I am tired of broken hearts and empty promises. I am tired of lost dreams and killing inspiration in the name of realism. I am tired of losing hope. I seem to be surrounded by a lot of this lately, but I still believe in great love. I believe in dreaming big. I believe we can actually change the world if we want to. You may call this naive optimism, but I call it faith. It's a risk. And it scares me, too. Honestly, I don't know how to live another way. This kind of living makes the ground hurt a little worse when I fall because the higher the dream is, the harder the fall. But, I must always find the strength to get up and try again. I wish I could tell you I felt stronger each time a dream fell--each time I was disappointed in someone or something, but that's not always true.

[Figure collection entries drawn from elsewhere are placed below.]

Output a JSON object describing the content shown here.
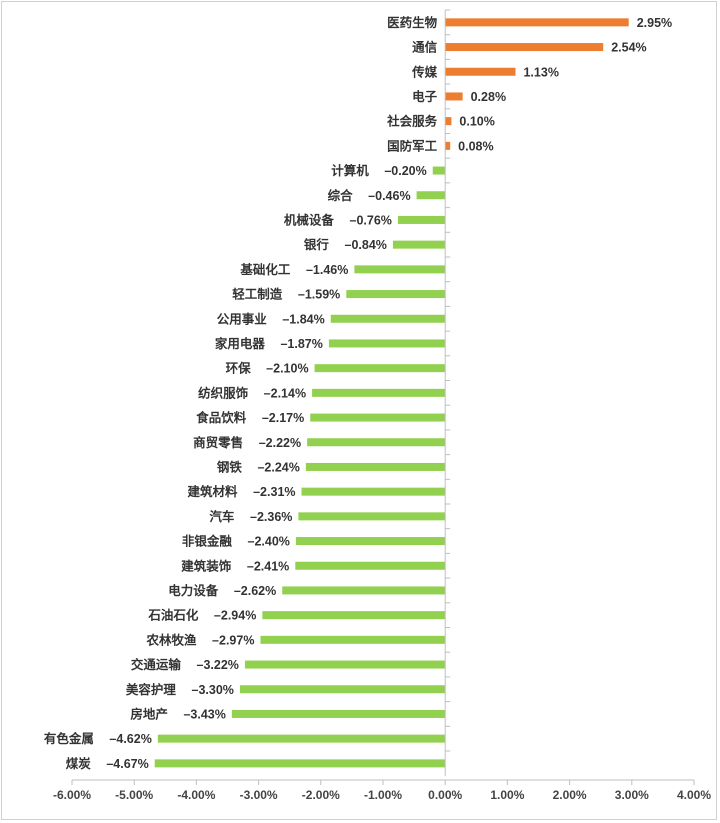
{
  "chart_data": {
    "type": "bar",
    "orientation": "horizontal",
    "title": "",
    "xlabel": "",
    "ylabel": "",
    "xlim": [
      -6.0,
      4.0
    ],
    "tick_step": 1.0,
    "grid": false,
    "legend": "none",
    "colors": {
      "positive": "#ED7D31",
      "negative": "#92D050",
      "axis": "#bfbfbf"
    },
    "tick_labels": [
      "-6.00%",
      "-5.00%",
      "-4.00%",
      "-3.00%",
      "-2.00%",
      "-1.00%",
      "0.00%",
      "1.00%",
      "2.00%",
      "3.00%",
      "4.00%"
    ],
    "categories": [
      "医药生物",
      "通信",
      "传媒",
      "电子",
      "社会服务",
      "国防军工",
      "计算机",
      "综合",
      "机械设备",
      "银行",
      "基础化工",
      "轻工制造",
      "公用事业",
      "家用电器",
      "环保",
      "纺织服饰",
      "食品饮料",
      "商贸零售",
      "钢铁",
      "建筑材料",
      "汽车",
      "非银金融",
      "建筑装饰",
      "电力设备",
      "石油石化",
      "农林牧渔",
      "交通运输",
      "美容护理",
      "房地产",
      "有色金属",
      "煤炭"
    ],
    "values": [
      2.95,
      2.54,
      1.13,
      0.28,
      0.1,
      0.08,
      -0.2,
      -0.46,
      -0.76,
      -0.84,
      -1.46,
      -1.59,
      -1.84,
      -1.87,
      -2.1,
      -2.14,
      -2.17,
      -2.22,
      -2.24,
      -2.31,
      -2.36,
      -2.4,
      -2.41,
      -2.62,
      -2.94,
      -2.97,
      -3.22,
      -3.3,
      -3.43,
      -4.62,
      -4.67
    ],
    "value_labels": [
      "2.95%",
      "2.54%",
      "1.13%",
      "0.28%",
      "0.10%",
      "0.08%",
      "–0.20%",
      "–0.46%",
      "–0.76%",
      "–0.84%",
      "–1.46%",
      "–1.59%",
      "–1.84%",
      "–1.87%",
      "–2.10%",
      "–2.14%",
      "–2.17%",
      "–2.22%",
      "–2.24%",
      "–2.31%",
      "–2.36%",
      "–2.40%",
      "–2.41%",
      "–2.62%",
      "–2.94%",
      "–2.97%",
      "–3.22%",
      "–3.30%",
      "–3.43%",
      "–4.62%",
      "–4.67%"
    ]
  }
}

After my two-year relationship fell apart, I took a year to get myself back together. I casually dated but never risked real feelings for anyone. I wasn't ready. I spent a lot of time in prayer and growing in community with the Lord. It was one of the best yet, hardest years of my life. It was equal parts terrible and beautiful. It's not an easy thing to have your heart shattered. I needed that year to find my identity again. So, I did just that. Looking back, I'm thankful for the refinement. I'm thankful I have a God who always redeems and always works things together for my good. However, please hear me when I say, faith in God does not evaporate pain.
If you are grieving the loss of a relationship the only advice I can give is to walk directly through the pain. Stare it in the face. Cry. Then, laugh at how bad it can be. Laughter makes everything better. Believe me--I know. Imagine sitting with your boyfriend’s parents at his graduation while his side-chick is death-staring you 20 feet away. If that isn't an episode of a reality show--I don't know what is!

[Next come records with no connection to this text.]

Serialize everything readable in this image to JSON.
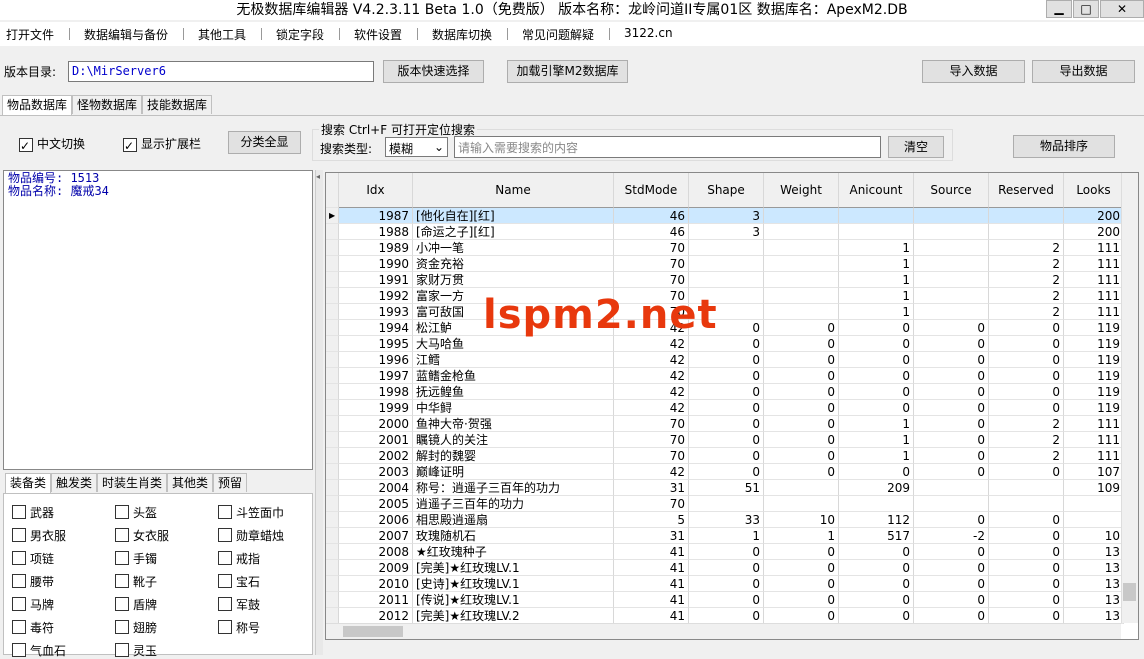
{
  "window": {
    "title": "无极数据库编辑器 V4.2.3.11    Beta 1.0（免费版）    版本名称：龙岭问道II专属01区    数据库名：ApexM2.DB"
  },
  "menu": [
    "打开文件",
    "数据编辑与备份",
    "其他工具",
    "锁定字段",
    "软件设置",
    "数据库切换",
    "常见问题解疑",
    "3122.cn"
  ],
  "toolbar": {
    "dir_label": "版本目录:",
    "dir_value": "D:\\MirServer6",
    "quick_select": "版本快速选择",
    "load_m2": "加载引擎M2数据库",
    "import": "导入数据",
    "export": "导出数据"
  },
  "tabs": [
    "物品数据库",
    "怪物数据库",
    "技能数据库"
  ],
  "options": {
    "chinese": "中文切换",
    "ext": "显示扩展栏",
    "show_all": "分类全显",
    "search_hint": "搜索  Ctrl+F 可打开定位搜索",
    "search_type_label": "搜索类型:",
    "search_type": "模糊",
    "search_placeholder": "请输入需要搜索的内容",
    "clear": "清空",
    "sort": "物品排序"
  },
  "info": [
    "物品编号: 1513",
    "物品名称: 魔戒34"
  ],
  "category_tabs": [
    "装备类",
    "触发类",
    "时装生肖类",
    "其他类",
    "预留"
  ],
  "categories": [
    "武器",
    "头盔",
    "斗笠面巾",
    "男衣服",
    "女衣服",
    "勋章蜡烛",
    "项链",
    "手镯",
    "戒指",
    "腰带",
    "靴子",
    "宝石",
    "马牌",
    "盾牌",
    "军鼓",
    "毒符",
    "翅膀",
    "称号",
    "气血石",
    "灵玉"
  ],
  "table": {
    "columns": [
      "Idx",
      "Name",
      "StdMode",
      "Shape",
      "Weight",
      "Anicount",
      "Source",
      "Reserved",
      "Looks"
    ],
    "rows": [
      [
        "1987",
        "[他化自在][红]",
        "46",
        "3",
        null,
        null,
        null,
        null,
        "200"
      ],
      [
        "1988",
        "[命运之子][红]",
        "46",
        "3",
        null,
        null,
        null,
        null,
        "200"
      ],
      [
        "1989",
        "小冲一笔",
        "70",
        null,
        null,
        "1",
        null,
        "2",
        "111"
      ],
      [
        "1990",
        "资金充裕",
        "70",
        null,
        null,
        "1",
        null,
        "2",
        "111"
      ],
      [
        "1991",
        "家财万贯",
        "70",
        null,
        null,
        "1",
        null,
        "2",
        "111"
      ],
      [
        "1992",
        "富家一方",
        "70",
        null,
        null,
        "1",
        null,
        "2",
        "111"
      ],
      [
        "1993",
        "富可敌国",
        "70",
        null,
        null,
        "1",
        null,
        "2",
        "111"
      ],
      [
        "1994",
        "松江鲈",
        "42",
        "0",
        "0",
        "0",
        "0",
        "0",
        "119"
      ],
      [
        "1995",
        "大马哈鱼",
        "42",
        "0",
        "0",
        "0",
        "0",
        "0",
        "119"
      ],
      [
        "1996",
        "江鳕",
        "42",
        "0",
        "0",
        "0",
        "0",
        "0",
        "119"
      ],
      [
        "1997",
        "蓝鳍金枪鱼",
        "42",
        "0",
        "0",
        "0",
        "0",
        "0",
        "119"
      ],
      [
        "1998",
        "抚远鳇鱼",
        "42",
        "0",
        "0",
        "0",
        "0",
        "0",
        "119"
      ],
      [
        "1999",
        "中华鲟",
        "42",
        "0",
        "0",
        "0",
        "0",
        "0",
        "119"
      ],
      [
        "2000",
        "鱼神大帝·贺强",
        "70",
        "0",
        "0",
        "1",
        "0",
        "2",
        "111"
      ],
      [
        "2001",
        "瞩镜人的关注",
        "70",
        "0",
        "0",
        "1",
        "0",
        "2",
        "111"
      ],
      [
        "2002",
        "解封的魏婴",
        "70",
        "0",
        "0",
        "1",
        "0",
        "2",
        "111"
      ],
      [
        "2003",
        "巅峰证明",
        "42",
        "0",
        "0",
        "0",
        "0",
        "0",
        "107"
      ],
      [
        "2004",
        "称号：逍遥子三百年的功力",
        "31",
        "51",
        null,
        "209",
        null,
        null,
        "109"
      ],
      [
        "2005",
        "逍遥子三百年的功力",
        "70",
        null,
        null,
        null,
        null,
        null,
        null
      ],
      [
        "2006",
        "相思殿逍遥扇",
        "5",
        "33",
        "10",
        "112",
        "0",
        "0",
        null
      ],
      [
        "2007",
        "玫瑰随机石",
        "31",
        "1",
        "1",
        "517",
        "-2",
        "0",
        "10"
      ],
      [
        "2008",
        "★红玫瑰种子",
        "41",
        "0",
        "0",
        "0",
        "0",
        "0",
        "13"
      ],
      [
        "2009",
        "[完美]★红玫瑰LV.1",
        "41",
        "0",
        "0",
        "0",
        "0",
        "0",
        "13"
      ],
      [
        "2010",
        "[史诗]★红玫瑰LV.1",
        "41",
        "0",
        "0",
        "0",
        "0",
        "0",
        "13"
      ],
      [
        "2011",
        "[传说]★红玫瑰LV.1",
        "41",
        "0",
        "0",
        "0",
        "0",
        "0",
        "13"
      ],
      [
        "2012",
        "[完美]★红玫瑰LV.2",
        "41",
        "0",
        "0",
        "0",
        "0",
        "0",
        "13"
      ]
    ]
  },
  "watermark": "lspm2.net"
}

After a year of healing, I decided I was ready to pursue a relationship again. I met someone. Someone I would have NEVER expected. The polar opposite of my previous boyfriend. He inspired me to believe that I could love again. I dreamed higher with him, but, unfortunately, it didn't work. It still hurt, even though we weren’t fully attached, yet. The truth is, that though I may have been ready, he was not.

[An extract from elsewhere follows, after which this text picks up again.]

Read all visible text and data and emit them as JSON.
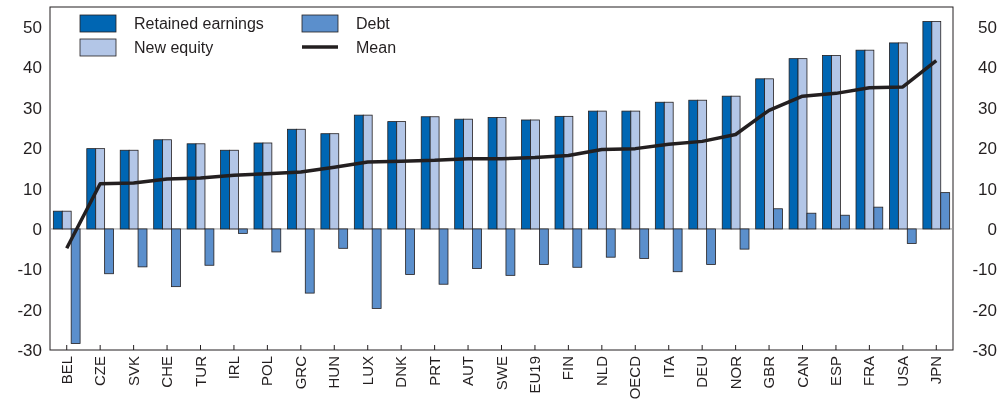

So, I have come to this place again, where I have to decide what I'm going to do with closed doors. Do I knock? Do I wait? Do I sit down on the stoop and mope? No. No. No. That is not who I am. That is not the daughter of the King. That is not who I would want my sister to be. That is not the example I want to leave for those that look up to me. Sometimes, you have to look in the mirror, boss up and take your own advice.
So, I say to myself, live.
Live. You must Live. Live boldly. Turn from closed doors recognizing the entire world you have right in front of you. A door you should walk through will open on its own. Keep loving. Keep dreaming. Keep getting your hopes up. The world needs more people that still believe. Your great love is coming.